Dos exemplos mais recentes o destaque
maior vai para Cristina Sanches.
No toureio a cavalo a história é
substancialmente mais rica.
Em Portugal começa com Maria Mil
Homens, que diz quem a conheceu, que com o capote e a muleta em tentadero
demonstrava igualmente jeito e valor.
Com vossa licença vou ler um extracto
de uma um trabalho meio entrevista, que foi feito por Mário Gonçalves para um
jornal Ribatejano. Escreveu o autor:
Maria Mil
Homens Chaparro, uma antiga cavaleira tauromáquica de Samora Correia, foi criada
pelos avós no meio do campo, onde sempre teve contacto com os cavalos. Maria
Mil Homens cedo percebeu o gosto que tinha pelo toureio a cavalo. Com 10 anos
de idade já montava a cavalo. Era este o meio de transporte que utilizava
quando tinha de ir fazer alguns recados aos avós. Conta que para conseguir
subir para o cavalo precisava, muitas vezes, de se apoiar num banco de madeira.
Mas tudo
terá começado, verdadeiramente, aos 15 anos de idade. Um dia, foi convidada
para ir assistir a uma brincadeira com touros numa pequena arena existente na
Herdade da Baracha (onde decorreu a Quinta das Celebridades).
Mal chegou
ao local, foi logo convidada para ir tentar, tourear um pequeno garraio.
Inicialmente,
diz que hesitou, até porque não tinha cavalo, nem roupa adequada. Rapidamente,
lhe emprestaram um cavalo, uns sapatos e umas esporas. “Foi o primeiro ferro
que espetei na minha vida”.
O sucesso
do momento parece ter sido tão grande que o nome de Maria Mil Homens
rapidamente se espalhou pelo meio taurino português. A cavaleira foi quase
sempre uma auto-didacta. O facto de não ter dinheiro para pagar a quem lhe
pudesse ensinar, levou-a a aprender quase sempre sozinha. A aprendizagem foi
tão rápida que os convites para actuar, começaram a surgir de imediato.

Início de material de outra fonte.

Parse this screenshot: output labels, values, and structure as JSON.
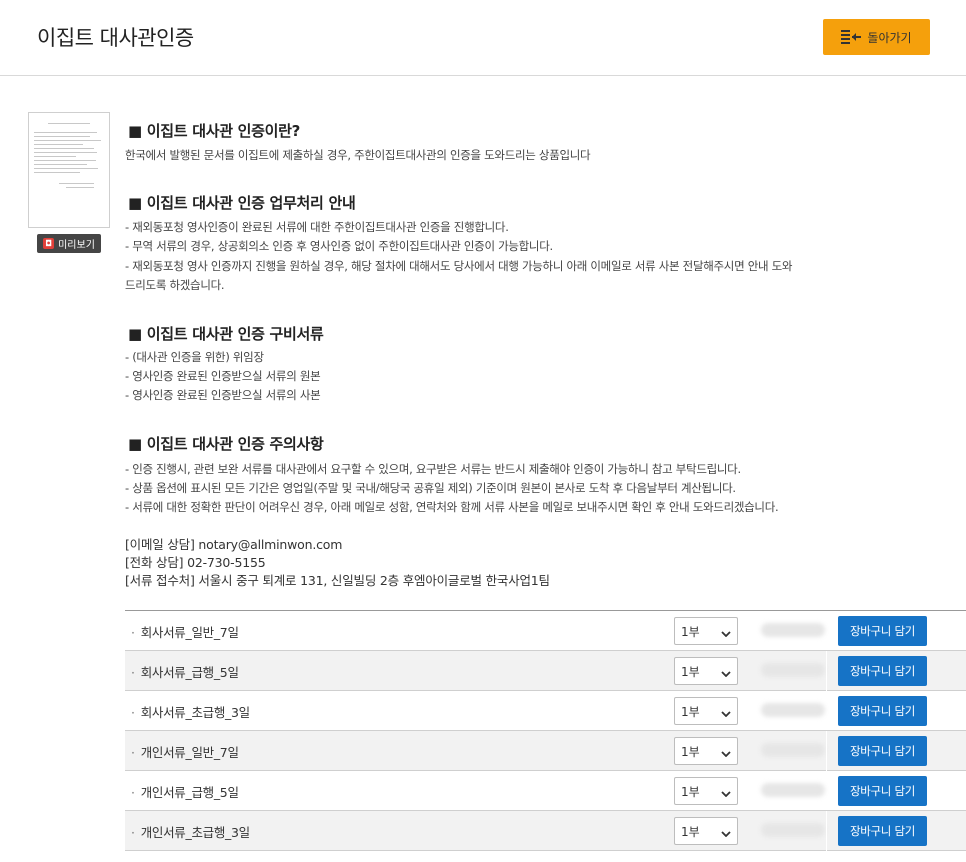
{
  "header": {
    "title": "이집트 대사관인증",
    "back_label": "돌아가기"
  },
  "preview": {
    "label": "미리보기"
  },
  "sections": {
    "s1_title": "■ 이집트 대사관 인증이란?",
    "s1_line1": "한국에서 발행된 문서를 이집트에 제출하실 경우, 주한이집트대사관의 인증을 도와드리는 상품입니다",
    "s2_title": "■ 이집트 대사관 인증 업무처리 안내",
    "s2_line1": "- 재외동포청 영사인증이 완료된 서류에 대한 주한이집트대사관 인증을 진행합니다.",
    "s2_line2": "- 무역 서류의 경우, 상공회의소 인증 후 영사인증 없이 주한이집트대사관 인증이 가능합니다.",
    "s2_line3": "- 재외동포청 영사 인증까지 진행을 원하실 경우, 해당 절차에 대해서도 당사에서 대행 가능하니 아래 이메일로 서류 사본 전달해주시면 안내 도와",
    "s2_line4": "드리도록 하겠습니다.",
    "s3_title": "■ 이집트 대사관 인증 구비서류",
    "s3_line1": "- (대사관 인증을 위한) 위임장",
    "s3_line2": "- 영사인증 완료된 인증받으실 서류의 원본",
    "s3_line3": "- 영사인증 완료된 인증받으실 서류의 사본",
    "s4_title": "■ 이집트 대사관 인증 주의사항",
    "s4_line1": "- 인증 진행시, 관련 보완 서류를 대사관에서 요구할 수 있으며, 요구받은 서류는 반드시 제출해야 인증이 가능하니 참고 부탁드립니다.",
    "s4_line2": "- 상품 옵션에 표시된 모든 기간은 영업일(주말 및 국내/해당국 공휴일 제외) 기준이며 원본이 본사로 도착 후 다음날부터 계산됩니다.",
    "s4_line3": "- 서류에 대한 정확한 판단이 어려우신 경우, 아래 메일로 성함, 연락처와 함께 서류 사본을 메일로 보내주시면 확인 후 안내 도와드리겠습니다."
  },
  "contact": {
    "email": "[이메일 상담] notary@allminwon.com",
    "phone": "[전화 상담] 02-730-5155",
    "address": "[서류 접수처] 서울시 중구 퇴계로 131, 신일빌딩 2층 후엠아이글로벌 한국사업1팀"
  },
  "products": [
    {
      "name": "회사서류_일반_7일",
      "qty": "1부",
      "cart_label": "장바구니 담기"
    },
    {
      "name": "회사서류_급행_5일",
      "qty": "1부",
      "cart_label": "장바구니 담기"
    },
    {
      "name": "회사서류_초급행_3일",
      "qty": "1부",
      "cart_label": "장바구니 담기"
    },
    {
      "name": "개인서류_일반_7일",
      "qty": "1부",
      "cart_label": "장바구니 담기"
    },
    {
      "name": "개인서류_급행_5일",
      "qty": "1부",
      "cart_label": "장바구니 담기"
    },
    {
      "name": "개인서류_초급행_3일",
      "qty": "1부",
      "cart_label": "장바구니 담기"
    }
  ],
  "bullet": "·",
  "colors": {
    "accent": "#f5a00c",
    "cart": "#1673c6",
    "preview_icon": "#e2403a"
  },
  "icons": {
    "back": "list-back-icon",
    "preview": "pdf-icon",
    "select": "chevron-down-icon"
  }
}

Participou em muitas dezenas de corridas nas principais praças portuguesas.
“Lidei touros do Minho ao Algarve, sempre com praças cheias de gente”.
Maria Mil
Homens chegou a actuar muitas vezes “de borla”. Era convidada a participar em
corridas de beneficências para algumas instituições mais carenciadas do país.
Sempre que a convidavam, respondia com agrado. “As pessoas não devem só pensar
em ganhar dinheiro. É importante ajudar quem precisa”, defendeu.
. Os avós
que a educaram dedicavam-se muito ao trabalho de campo, e não tinham muito
tempo para acompanhar a neta. Diz recordar-se como se fosse hoje que “chegava
na altura a ganhar dois mil escudos por corrida”. “Era muito dinheiro”. E só
assim conseguiu comprar dois cavalos.
Apesar de
todo o sucesso alcançado, esta samorense de gema, nunca fez do toureio a sua
profissão exclusiva. Na altura em que não actuava, trabalhava no campo ao lado
dos seus avós.
O grande
momento da sua curta carreira, aconteceu em 1951. Nesse ano, foi convidada a
participar em várias corridas de touros, que se realizaram em Angola. A sua
actuação foi tão brilhante, que só conseguiu deixar o continente africano, ao
fim de cinco longos meses de corridas. Conta que as suas grandes actuações
foram em Benguela e Lobito.
Mas, na
altura em que estava no apogeu da sua carreira prometedora, Maria Mil Homens
acabou por desistir. “Aos 23 anos apareceu o casamento, e como o meu marido não
via com bons olhos este meu sonho, acabei por desistir”. Diz que se fosse hoje,
teria continuado. Mas, na altura, as raparigas não podiam sair de casa como
acontece hoje. Logo depois do casamento, surgiram os filhos. “Foi o fim da
minha carreira”, adiantou.
Logo
depois de Maria ou mesmo em simultâneo surgem, Maria Da Graça, Nazaré Felicio e
a seguir, Elisa Raposo, Dália Cunha ( destacada atleta do Sporting) e Gina Maria.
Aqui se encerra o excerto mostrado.